I have to comment on this. I hear it all the time, and I believe it is a bit overblown.

In the 19th Century it was well known that most single action revolvers such as the Colt Single Action Army were not safe to carry fully loaded with a live round under the hammer. This is because the so called 'safety cock' notch on the hammer was narrow, but more importantly, the sear, or tip of the trigger that engaged the 'safety cock' notch was very thin and fragile. It did not take much of a blow to the hammer spur to shear off the sear. This meant that a Colt dropped on its hammer was very likely to discharge. This was well known by shooters familiar with the SAA and other single action revolvers, so it was common practice to only 'load five beans in the cylinder' and leave the hammer down on an empty chamber. If one knew one was going to be imminently engaged in a gun fight, one would load all six, otherwise it was common to carry these revolvers with the hammer down on an empty chamber.

In this photo of the lockparts of a SAA, the lower arrow is pointing to the sear, the upper arrow is pointing to the 'safety cock' notch, with its overhanging lip. It did not take much of a blow to shear either one.





Because the weaknesses of 'safety cock' notch on the hammers of most single action revolvers was well known, double action revolver manufacturers went to considerable trouble to make the designs safer.

This is a photo of a pre-hammer block S&W 38. The part directly under the hammer is called the rebound slide, and it has been part of S&W designs for well over 100 years. When the rebound slide is all the way forward, the hump on the top wedges the hammer back, pulling the firing pin back away from a round under the hammer. Yes, it is true that accidents did happen with this design, including the well documented ship board accident in 1944 when S&W designed the current style of hammer block, the third such design.

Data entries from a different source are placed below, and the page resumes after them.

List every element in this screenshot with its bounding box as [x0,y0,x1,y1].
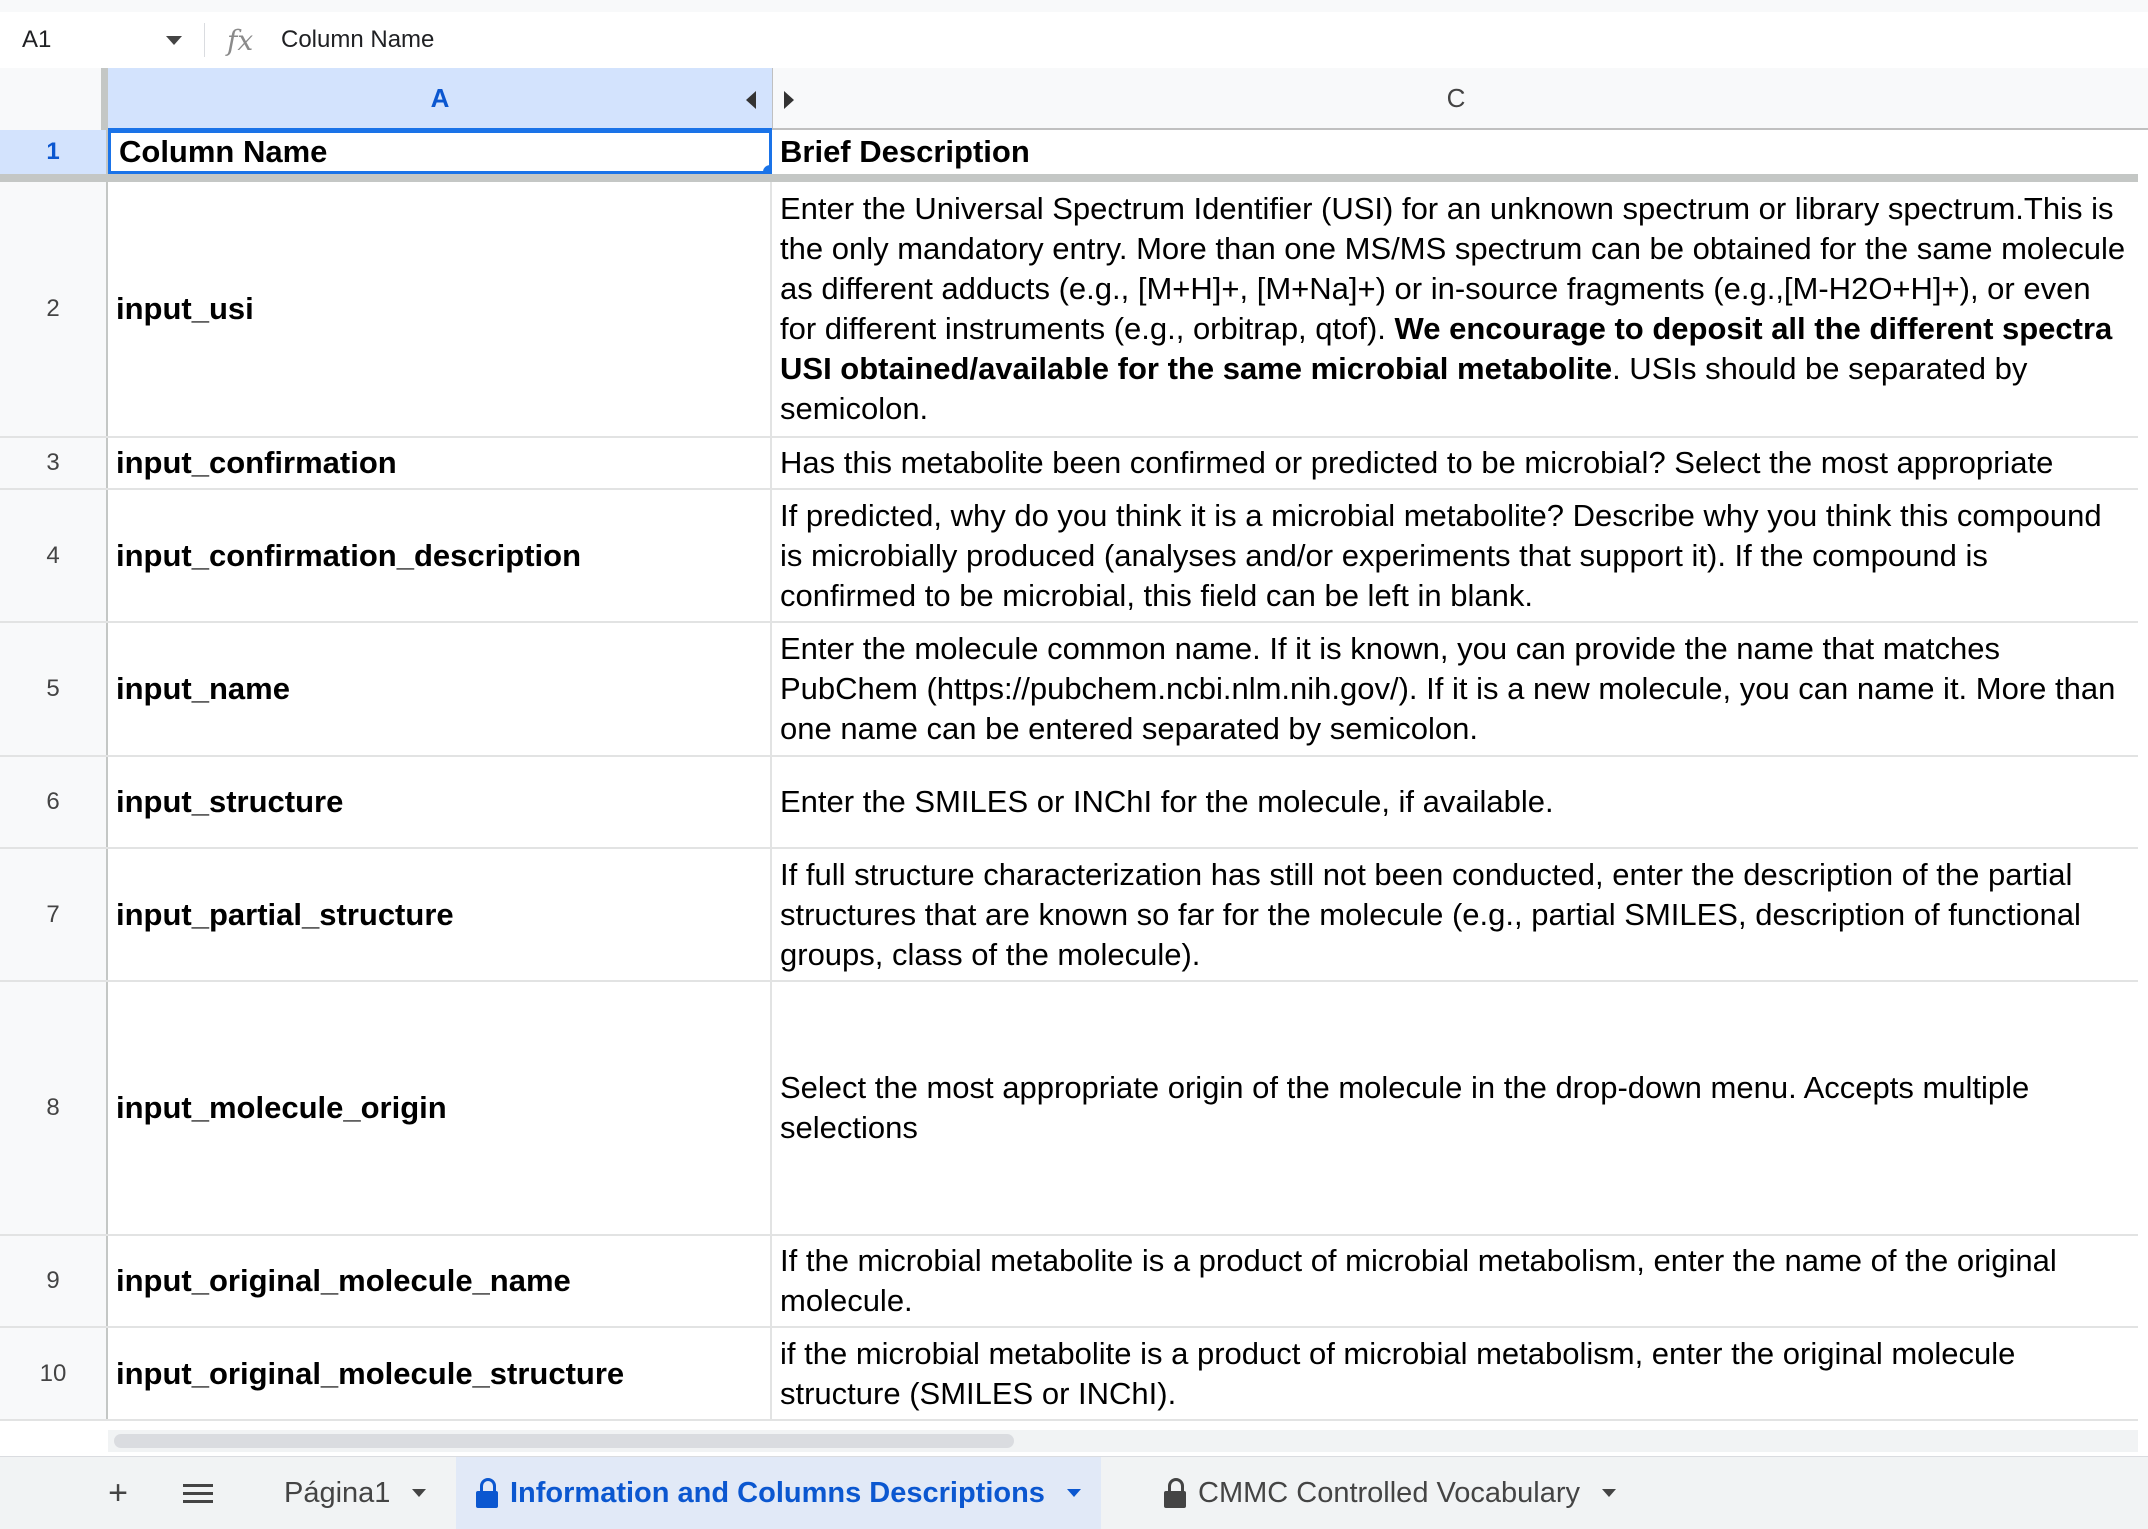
hamburger-icon [183,1479,213,1508]
cell-text: input_original_molecule_structure [116,1355,625,1391]
plus-icon: + [108,1473,128,1512]
row-header[interactable]: 1 [0,130,108,174]
cell-text: If the microbial metabolite is a product… [780,1243,2057,1318]
cell-text: Has this metabolite been confirmed or pr… [780,445,2054,480]
formula-bar: A1 fx Column Name [0,12,2148,69]
sheet-tab-information-and-columns-descriptions[interactable]: Information and Columns Descriptions [456,1457,1101,1529]
cell-text: Brief Description [780,134,1030,169]
cell-text: If predicted, why do you think it is a m… [780,497,2102,613]
horizontal-scrollbar-thumb[interactable] [114,1434,1014,1448]
row-header[interactable]: 4 [0,490,108,621]
all-sheets-button[interactable] [178,1457,218,1529]
sheet-tab-pagina1[interactable]: Página1 [264,1457,446,1529]
name-box-dropdown-icon[interactable] [166,36,182,45]
cell-c3[interactable]: Has this metabolite been confirmed or pr… [772,438,2138,488]
cell-text: input_original_molecule_name [116,1263,571,1298]
cell-c9[interactable]: If the microbial metabolite is a product… [772,1236,2138,1326]
name-box[interactable]: A1 [0,12,196,68]
cell-text: Column Name [119,134,328,169]
cell-text: input_molecule_origin [116,1090,447,1125]
sheet-tab-bar: + Página1 Information and Columns Descri… [0,1456,2148,1529]
formula-bar-divider [204,23,205,57]
row-header[interactable]: 3 [0,438,108,488]
lock-icon [476,1478,498,1508]
cell-a10[interactable]: input_original_molecule_structure [108,1328,772,1419]
cell-text: Enter the Universal Spectrum Identifier … [780,189,2132,429]
cell-text: If full structure characterization has s… [780,856,2081,972]
row-header[interactable]: 5 [0,623,108,755]
row-header[interactable]: 8 [0,982,108,1234]
cell-c10[interactable]: if the microbial metabolite is a product… [772,1328,2138,1419]
table-row: 2 input_usi Enter the Universal Spectrum… [0,182,2138,438]
lock-icon [1164,1478,1186,1508]
table-row: 4 input_confirmation_description If pred… [0,490,2138,623]
table-row: 9 input_original_molecule_name If the mi… [0,1236,2138,1328]
row-header[interactable]: 2 [0,182,108,436]
table-row: 8 input_molecule_origin Select the most … [0,982,2138,1236]
chevron-down-icon[interactable] [412,1489,427,1497]
cell-a6[interactable]: input_structure [108,757,772,847]
cell-text: Select the most appropriate origin of th… [780,1070,2030,1145]
cell-text: input_usi [116,291,254,326]
cell-text: Enter the SMILES or INChI for the molecu… [780,784,1554,819]
cell-c2[interactable]: Enter the Universal Spectrum Identifier … [772,182,2138,436]
hidden-column-right-arrow-icon[interactable] [784,91,794,109]
cell-text: Enter the molecule common name. If it is… [780,631,2116,746]
cell-a3[interactable]: input_confirmation [108,438,772,488]
row-header[interactable]: 10 [0,1328,108,1419]
cell-a1[interactable]: Column Name [108,130,772,174]
cell-c1[interactable]: Brief Description [772,130,2138,174]
rows-container: 1 Column Name Brief Description 2 input_… [0,130,2138,1421]
row-header[interactable]: 7 [0,849,108,980]
chevron-down-icon[interactable] [1066,1489,1081,1497]
row-header[interactable]: 9 [0,1236,108,1326]
sheet-tab-cmmc-controlled-vocabulary[interactable]: CMMC Controlled Vocabulary [1144,1457,1636,1529]
cell-a4[interactable]: input_confirmation_description [108,490,772,621]
cell-a7[interactable]: input_partial_structure [108,849,772,980]
sheet-tab-label: Information and Columns Descriptions [510,1476,1045,1509]
add-sheet-button[interactable]: + [96,1457,140,1529]
hidden-column-left-arrow-icon[interactable] [746,91,756,109]
cell-text: input_structure [116,784,344,819]
column-header-row: A C [0,68,2148,130]
sheet-tab-label: Página1 [284,1476,391,1509]
sheet-tab-label: CMMC Controlled Vocabulary [1198,1476,1580,1509]
cell-text: input_partial_structure [116,896,454,932]
cell-c8[interactable]: Select the most appropriate origin of th… [772,982,2138,1234]
cell-a8[interactable]: input_molecule_origin [108,982,772,1234]
select-all-corner[interactable] [0,68,108,130]
top-strip [0,0,2148,12]
cell-c5[interactable]: Enter the molecule common name. If it is… [772,623,2138,755]
cell-text: input_confirmation_description [116,537,582,573]
table-row: 5 input_name Enter the molecule common n… [0,623,2138,757]
column-header-a[interactable]: A [108,68,772,130]
fill-handle[interactable] [761,163,769,171]
cell-c4[interactable]: If predicted, why do you think it is a m… [772,490,2138,621]
cell-text: input_confirmation [116,445,397,480]
cell-a5[interactable]: input_name [108,623,772,755]
cell-a9[interactable]: input_original_molecule_name [108,1236,772,1326]
formula-input[interactable]: Column Name [281,26,434,54]
cell-text: if the microbial metabolite is a product… [780,1335,2016,1411]
cell-c6[interactable]: Enter the SMILES or INChI for the molecu… [772,757,2138,847]
cell-c7[interactable]: If full structure characterization has s… [772,849,2138,980]
table-row: 6 input_structure Enter the SMILES or IN… [0,757,2138,849]
cell-reference: A1 [22,26,52,53]
row-header[interactable]: 6 [0,757,108,847]
table-row: 1 Column Name Brief Description [0,130,2138,182]
cell-text: input_name [116,671,290,706]
table-row: 10 input_original_molecule_structure if … [0,1328,2138,1421]
column-header-c[interactable]: C [772,68,2139,128]
cell-a2[interactable]: input_usi [108,182,772,436]
fx-icon: fx [227,23,254,57]
chevron-down-icon[interactable] [1601,1489,1616,1497]
table-row: 7 input_partial_structure If full struct… [0,849,2138,982]
table-row: 3 input_confirmation Has this metabolite… [0,438,2138,490]
horizontal-scrollbar[interactable] [108,1430,2138,1452]
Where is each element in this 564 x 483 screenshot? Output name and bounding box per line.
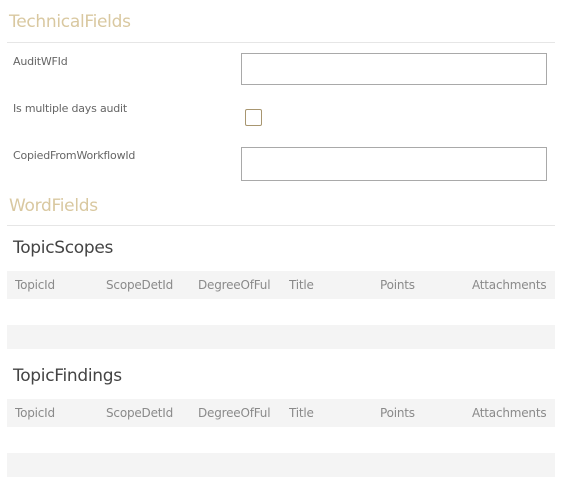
topic-findings-header: TopicId ScopeDetId DegreeOfFul Title Poi… [7, 399, 555, 427]
audit-wf-id-label: AuditWFId [13, 55, 68, 68]
topic-scopes-header: TopicId ScopeDetId DegreeOfFul Title Poi… [7, 271, 555, 299]
column-header-degree-of-ful[interactable]: DegreeOfFul [198, 406, 272, 420]
column-header-attachments[interactable]: Attachments [472, 406, 552, 420]
topic-findings-title: TopicFindings [13, 366, 122, 386]
column-header-topic-id[interactable]: TopicId [15, 406, 101, 420]
copied-from-workflow-label: CopiedFromWorkflowId [13, 149, 136, 162]
column-header-title[interactable]: Title [289, 278, 369, 292]
technical-fields-title: TechnicalFields [9, 12, 131, 32]
audit-wf-id-input[interactable] [241, 53, 547, 85]
column-header-degree-of-ful[interactable]: DegreeOfFul [198, 278, 272, 292]
table-row[interactable] [7, 325, 555, 349]
multiple-days-label: Is multiple days audit [13, 102, 128, 115]
column-header-topic-id[interactable]: TopicId [15, 278, 101, 292]
copied-from-workflow-input[interactable] [241, 147, 547, 181]
section-divider [7, 42, 555, 43]
table-row[interactable] [7, 453, 555, 477]
section-divider [7, 225, 555, 226]
column-header-title[interactable]: Title [289, 406, 369, 420]
topic-scopes-title: TopicScopes [13, 238, 114, 258]
column-header-points[interactable]: Points [380, 406, 460, 420]
column-header-points[interactable]: Points [380, 278, 460, 292]
multiple-days-checkbox[interactable] [245, 109, 262, 126]
table-row[interactable] [7, 301, 555, 325]
table-row[interactable] [7, 429, 555, 453]
column-header-attachments[interactable]: Attachments [472, 278, 552, 292]
column-header-scope-det-id[interactable]: ScopeDetId [106, 406, 192, 420]
word-fields-title: WordFields [9, 196, 98, 216]
column-header-scope-det-id[interactable]: ScopeDetId [106, 278, 192, 292]
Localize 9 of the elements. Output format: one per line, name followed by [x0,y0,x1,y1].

But just look at the cross sections of the parts and compare them to the Colt parts. There are three ways this design could fail and the gun could discharge if the hammer received a stout blow.

1. The lower part of the hammer could shear off, where I drew the red line.
2. The rebound slide could be crushed, shoving the hump down into the hollow rebound slide.
3. The stud the hammer rotates on could shear.





I submit these old Smiths without hammer blocks are not as unsafe as many modern shooters imply. Just look at the cross section of the parts involved. They are much more robust than the single action parts. Yes, caution should always be used with loaded firearms, but I have never heard of policeman only carrying five rounds in these old revolvers for fear of a discharge if the gun landed on its hammer.

Just my humble opinion that they are not quite as unsafe as is often implied.